Some reading led me to Conditional GANs. While StyleGAN and other similar networks produce novel-yet-arbitrary images from a vector of random numbers, CGANs are built to generate samples that exhibit a specific condition. CGANs have been used for tasks like super-resolution of a low-resolution input image, image-to-image translation, and generating images from text. Since I wanted my neural network to generate a MatCap based on characteristics specific to an input patch, a CGAN seemed like the right choice. I spent the second week of the residency building out one of these architectures, poking and prodding hyper-parameters into line, and watching its training epochs tick by**.**
I generated a few hundred MatCaps to train the model, using the first week’s fine-tuned StyleGAN model. I selected 15 random 16x16 pixel squares from each MatCap image, and trained the generator to upsample the small patches back into their parent MatCaps. The model would learn about colors and shading in this the training process so that, at test time, it could generate MatCaps from patches of pixels outside the training dataset.

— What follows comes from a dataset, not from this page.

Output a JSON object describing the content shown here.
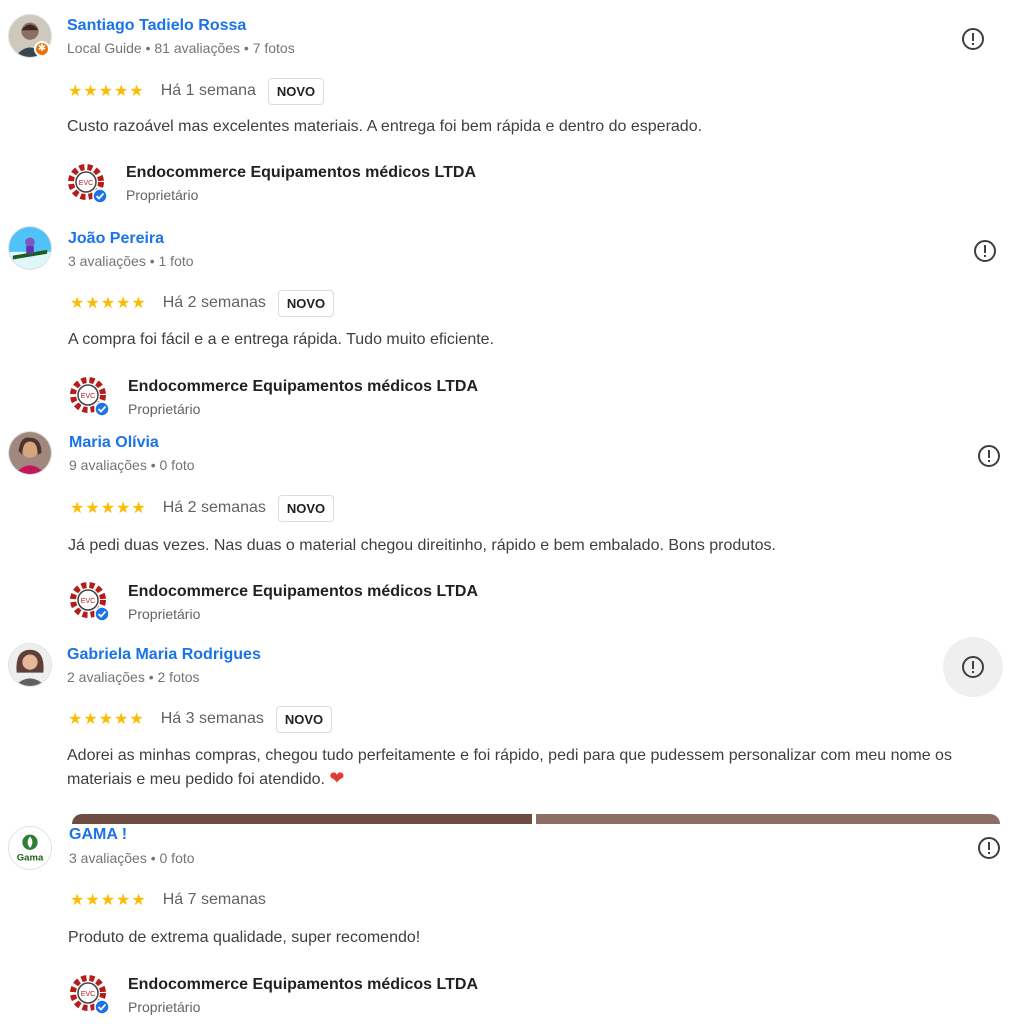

While that was training, I spun up a visualizer with Three.js on top of its helpful MatCap example. I chose a small patch from random images (found via the web) to run the model on. Here’s a handful of Week 2 results!
In order to more easily interact with the model, I uploaded it to Runway as a Hosted Model. This feature provided an API endpoint I could use to query and control the model. The whole uploading process was very easy with Runway’s numerous tutorials and examples, and only took about five minutes.
I extended Three.js’s MatCap viewer to extract a patch from an input image, query the model over the web, and texture a 3D object with the output. The results are in the video above — It takes a few extra seconds to send data to and from the model, but I think it’s worth it!
I had a really good time developing this project as a proof of concept, and I can think of several features I’m excited to add.
Finally, I want to thank RunwayML for giving me the opportunity to participate in this Flash Residency. The application was intuitively designed and easy to use, the documentation was plentiful, and the Runway developers were generous with their advice and constant support!